Identical sequences are artifacts and have no meaning towards a possible origin on a replicon:
All sequences in the 3xr6 oligo pool contain the same forward and reverse priming regions for PCR-compatibility.
These sequences will most likely be completely removed because of the high coverage of the identical regions that could be interpreted as adapter contamination. Further, if you trimmed those "adapters", the manuscript states that the remaining sequences are all unique (orthogonal, if I understood that correctly) and therefore would not provide further consensus information.
Thus, whatever genome assembly method is used on the data, the result is moot because the input is not a genome.
I understand, I supposed that because the reads are made of orthogonal sequences concatenated, maybe there was the same concatenation in multiple reads. However, as you said, you can recover the sequence in full. Therefore, what I should have done is to just compute the consensus between those reads covering the same sequence and trim the adapters, am I right?

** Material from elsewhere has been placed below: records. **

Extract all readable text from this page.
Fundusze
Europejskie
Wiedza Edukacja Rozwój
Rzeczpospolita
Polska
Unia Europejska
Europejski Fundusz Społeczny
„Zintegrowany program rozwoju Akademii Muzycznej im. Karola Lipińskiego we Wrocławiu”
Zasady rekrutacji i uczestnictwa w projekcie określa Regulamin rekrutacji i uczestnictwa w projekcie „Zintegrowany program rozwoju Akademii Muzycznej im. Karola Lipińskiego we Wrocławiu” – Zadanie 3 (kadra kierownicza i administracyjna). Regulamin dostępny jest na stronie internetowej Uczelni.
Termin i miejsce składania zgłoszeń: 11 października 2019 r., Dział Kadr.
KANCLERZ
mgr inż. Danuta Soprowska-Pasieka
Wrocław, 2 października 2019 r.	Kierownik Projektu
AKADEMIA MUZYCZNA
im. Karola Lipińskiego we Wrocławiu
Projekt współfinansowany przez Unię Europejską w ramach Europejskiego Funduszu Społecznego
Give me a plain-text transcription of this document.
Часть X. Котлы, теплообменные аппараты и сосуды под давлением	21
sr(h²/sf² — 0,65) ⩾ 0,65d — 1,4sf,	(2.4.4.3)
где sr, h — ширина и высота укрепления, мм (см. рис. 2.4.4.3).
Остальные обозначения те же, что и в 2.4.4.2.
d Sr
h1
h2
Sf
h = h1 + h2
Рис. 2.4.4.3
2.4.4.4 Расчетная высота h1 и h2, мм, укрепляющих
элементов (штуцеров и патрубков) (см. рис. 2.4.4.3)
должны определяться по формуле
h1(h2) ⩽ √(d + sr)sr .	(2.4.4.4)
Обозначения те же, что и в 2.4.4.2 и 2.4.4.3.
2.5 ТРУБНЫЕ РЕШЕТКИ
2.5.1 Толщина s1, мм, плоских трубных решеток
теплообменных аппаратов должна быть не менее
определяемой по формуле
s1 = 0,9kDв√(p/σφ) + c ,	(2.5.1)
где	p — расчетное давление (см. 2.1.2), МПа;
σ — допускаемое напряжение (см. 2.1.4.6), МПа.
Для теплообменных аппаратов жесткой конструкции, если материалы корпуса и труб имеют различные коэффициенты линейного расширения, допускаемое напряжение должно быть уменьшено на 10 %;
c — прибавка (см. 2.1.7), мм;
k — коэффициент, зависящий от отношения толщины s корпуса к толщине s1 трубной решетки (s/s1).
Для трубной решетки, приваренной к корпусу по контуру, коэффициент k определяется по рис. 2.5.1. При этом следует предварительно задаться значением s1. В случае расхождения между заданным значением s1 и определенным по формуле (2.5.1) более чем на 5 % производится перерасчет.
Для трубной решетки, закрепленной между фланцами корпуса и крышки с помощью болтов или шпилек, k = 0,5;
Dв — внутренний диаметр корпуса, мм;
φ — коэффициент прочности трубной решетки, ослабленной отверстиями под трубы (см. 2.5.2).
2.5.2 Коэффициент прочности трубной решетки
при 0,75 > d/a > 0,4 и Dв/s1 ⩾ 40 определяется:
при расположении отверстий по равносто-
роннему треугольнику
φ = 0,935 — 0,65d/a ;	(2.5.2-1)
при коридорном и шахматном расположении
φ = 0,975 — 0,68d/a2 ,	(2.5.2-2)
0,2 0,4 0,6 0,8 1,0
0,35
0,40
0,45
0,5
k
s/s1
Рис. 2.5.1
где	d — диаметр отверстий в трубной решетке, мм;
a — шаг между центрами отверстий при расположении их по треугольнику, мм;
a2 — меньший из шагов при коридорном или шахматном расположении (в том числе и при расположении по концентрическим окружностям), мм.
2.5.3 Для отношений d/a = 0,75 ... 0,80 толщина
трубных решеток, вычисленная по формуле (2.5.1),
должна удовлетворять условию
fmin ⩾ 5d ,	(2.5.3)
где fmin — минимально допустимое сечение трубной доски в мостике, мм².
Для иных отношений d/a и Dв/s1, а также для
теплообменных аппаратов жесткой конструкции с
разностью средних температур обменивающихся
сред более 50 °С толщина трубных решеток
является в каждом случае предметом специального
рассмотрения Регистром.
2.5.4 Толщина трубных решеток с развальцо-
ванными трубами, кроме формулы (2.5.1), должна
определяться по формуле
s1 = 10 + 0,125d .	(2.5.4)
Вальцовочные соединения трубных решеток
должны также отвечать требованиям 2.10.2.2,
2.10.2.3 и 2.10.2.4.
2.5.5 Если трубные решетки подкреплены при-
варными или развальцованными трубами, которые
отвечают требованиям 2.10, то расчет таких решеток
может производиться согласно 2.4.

If your intent is to recover the stored "information", then yes. You might also want to check the bit error rate by comparing each consensus to the reference sequence, that could tell you if error detection methods like CRC are required. Whether or not to remove the adapters is up to you.
Could you specify what "synthetic genome" means in your case?
By synthetic genome I mean a genome of synthetic DNA for data storage. In the reference, it is made of 42,000 reads of 120 bp long. Specifically, the dataset has been taken from this publication: https://www.researchsquare.com/article/rs-27205/v1 and this GitHub: https://github.com/helixworks-technologies/dos
It is the 3xr6 dataset in the repository.